Given the paucity of medical proof, as well as the number of years, and intervening factors, between the alleged lead exposure and the time when the child was examined by the expert psychologist, there remain questions of fact as to whether MARYANN ORTIZ's present claimed deficits were caused by the alleged minimal (and unsubstantiated) lead exposure as an infant or by other intervening medical conditions, problems, and medications such as asthma, resulting hypoxia, and the corticosteroids and plethora of other medications prescribed to treat her various ailments.
This is discussed by Defendants' experts, and is not addressed or disputed by Plaintiff.
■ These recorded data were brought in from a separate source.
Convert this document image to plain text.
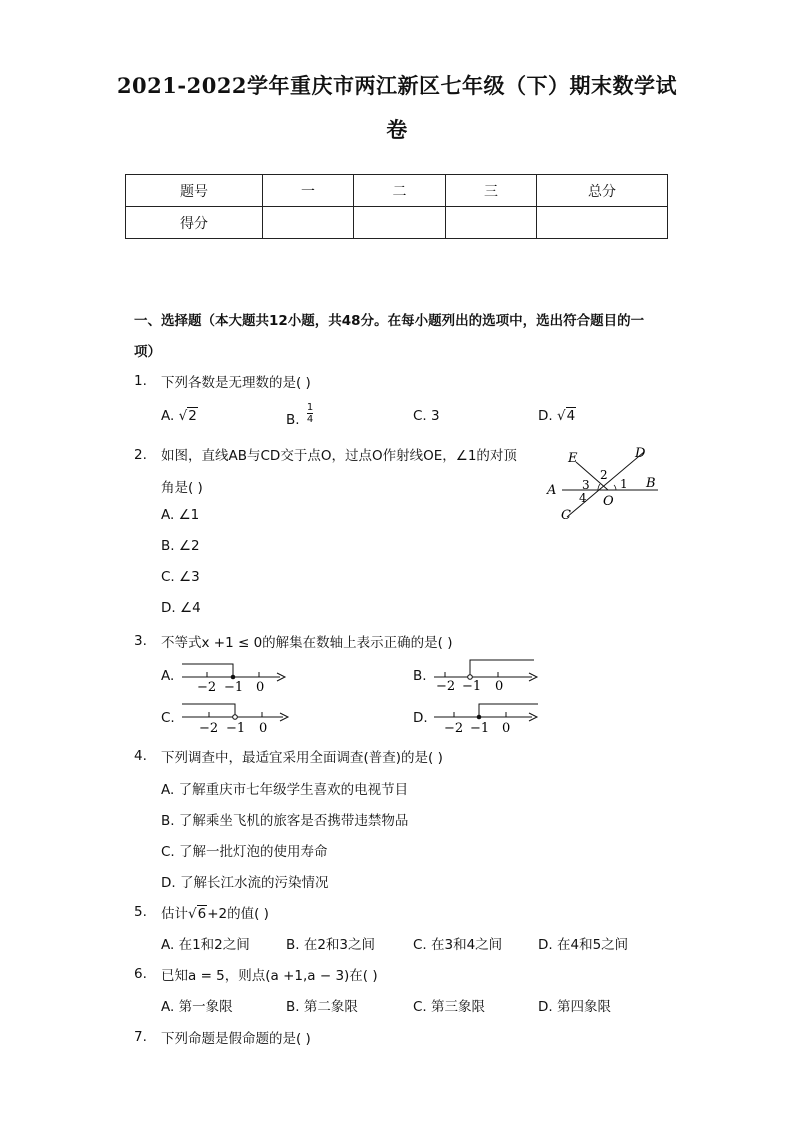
2021-2022学年重庆市两江新区七年级（下）期末数学试
卷
题号	一	二	三	总分
得分				
一、选择题（本大题共12小题，共48分。在每小题列出的选项中，选出符合题目的一
项）
1. 下列各数是无理数的是( )
A. √2	B. $\frac{1}{4}$	C. 3	D. √4
2. 如图，直线AB与CD交于点O，过点O作射线OE，∠1的对顶
角是( )
A. ∠1
B. ∠2
C. ∠3
D. ∠4
E	D
A	B
C
O
1
2
3
4
3. 不等式x +1 ≤ 0的解集在数轴上表示正确的是( )
A.
−2 −1 0
B.
−2 −1 0
C.
−2 −1 0
D.
−2 −1 0
4. 下列调查中，最适宜采用全面调查(普查)的是( )
A. 了解重庆市七年级学生喜欢的电视节目
B. 了解乘坐飞机的旅客是否携带违禁物品
C. 了解一批灯泡的使用寿命
D. 了解长江水流的污染情况
5. 估计√6+2的值( )
A. 在1和2之间	B. 在2和3之间	C. 在3和4之间	D. 在4和5之间
6. 已知a = 5，则点(a +1,a − 3)在( )
A. 第一象限	B. 第二象限	C. 第三象限	D. 第四象限
7. 下列命题是假命题的是( )
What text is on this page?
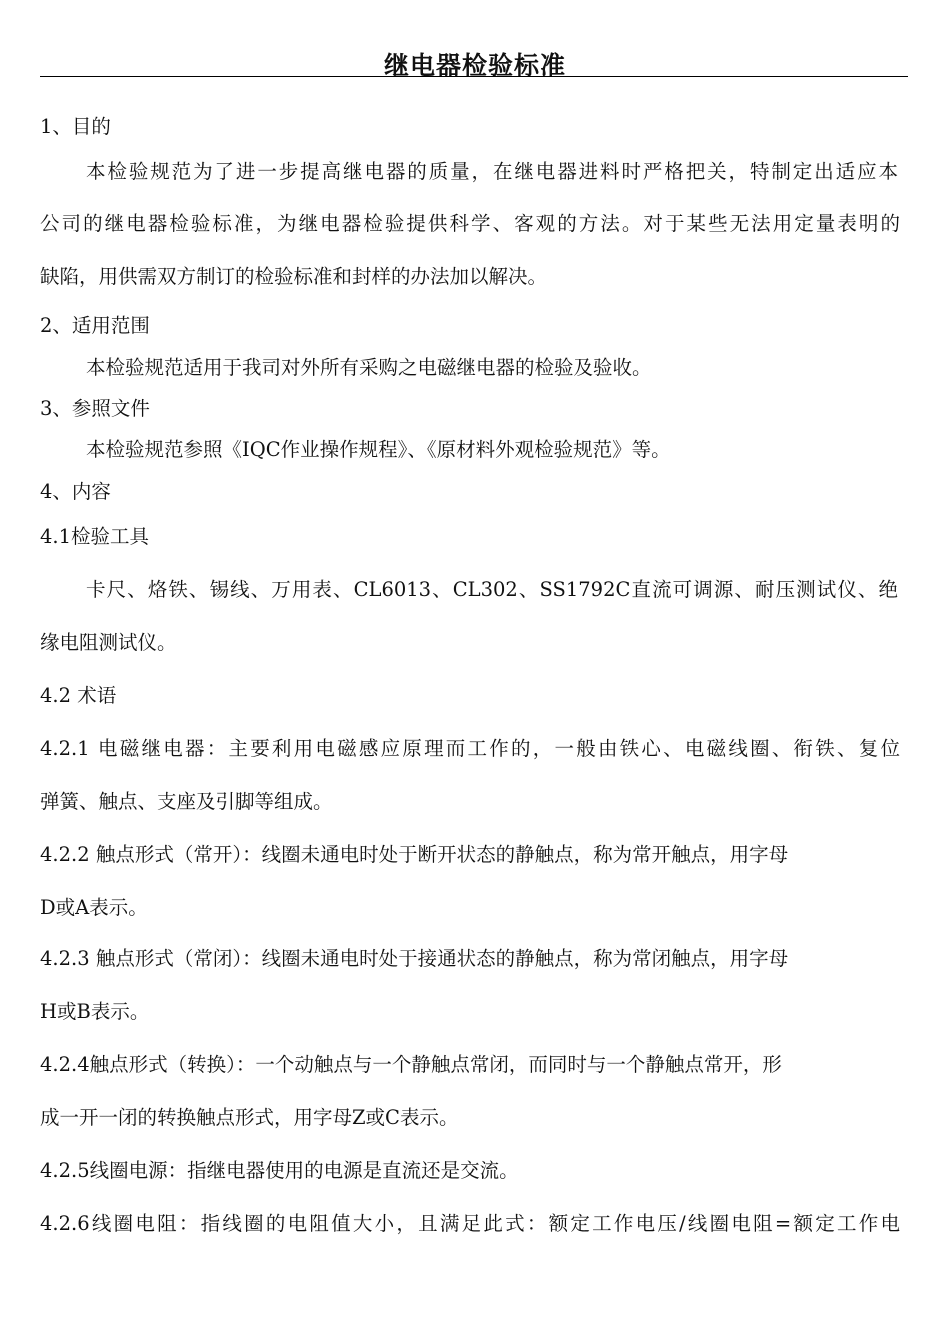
继电器检验标准
1、目的
本检验规范为了进一步提高继电器的质量，在继电器进料时严格把关，特制定出适应本
公司的继电器检验标准，为继电器检验提供科学、客观的方法。对于某些无法用定量表明的
缺陷，用供需双方制订的检验标准和封样的办法加以解决。
2、适用范围
本检验规范适用于我司对外所有采购之电磁继电器的检验及验收。
3、参照文件
本检验规范参照《IQC作业操作规程》、《原材料外观检验规范》等。
4、内容
4.1检验工具
卡尺、烙铁、锡线、万用表、CL6013、CL302、SS1792C直流可调源、耐压测试仪、绝
缘电阻测试仪。
4.2 术语
4.2.1 电磁继电器：主要利用电磁感应原理而工作的，一般由铁心、电磁线圈、衔铁、复位
弹簧、触点、支座及引脚等组成。
4.2.2 触点形式（常开）：线圈未通电时处于断开状态的静触点，称为常开触点，用字母
D或A表示。
4.2.3 触点形式（常闭）：线圈未通电时处于接通状态的静触点，称为常闭触点，用字母
H或B表示。
4.2.4触点形式（转换）：一个动触点与一个静触点常闭，而同时与一个静触点常开，形
成一开一闭的转换触点形式，用字母Z或C表示。
4.2.5线圈电源：指继电器使用的电源是直流还是交流。
4.2.6线圈电阻：指线圈的电阻值大小，且满足此式：额定工作电压/线圈电阻=额定工作电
To treat her asthma, MARYANN ORTIZ takes potent medications such as: Zyrtec, Flovent, Singulair, Albuterol, Prednisone, and corticosteroids ( See Reports by Carmen Inoa Vazquez, Psychologist, dated March 27, 2007; and Walter Molofsy, M.D., dated June 22, 2007, annexed to Defendants' Opposition as Exhibits "A" and "B").
Managing Agent:
As to the managing agent, Defendant, JOREMI ENTERPRISE, INC., it is also noted that Plaintiff fails to sustain its burden to show that JOREMI had exclusive control of the operations of the building. A "managing agent of the building in which [a] plaintiff [is] injured . . . could be subject to liability for nonfeasance only if it were in complete and exclusive control of the management and operation of the building." Ioannidou v. Kingswood Management Corp., 203 AD2d 248, 249 (2d Dept. 1994). Keo v. Kimball Brooklands Corp., 189 AD2d 679 (1st Dept. 1993).
As the proponent of the motion for summary judgment, Plaintiff was required to make a prima facie showing of entitlement to judgment as a matter of law by tendering sufficient evidence to eliminate any material issues of fact from the case. Plaintiff's failure to do so herein requires denial of the motion, regardless of the sufficiency of the opposing papers.
See Zuckerman v. New York, 49 NY2d 557 (1980); Winegrad v. NY Univ. Med. Ctr., 64 NY2d 851 (1985); Sillman v. Twentieth Century-Fox Film Corp., 3 NY2d 395 (1957).
Under the circumstances, and based upon the deficient papers submitted herein, Plaintiff's motion is denied. This constitutes the decision and order of this Court.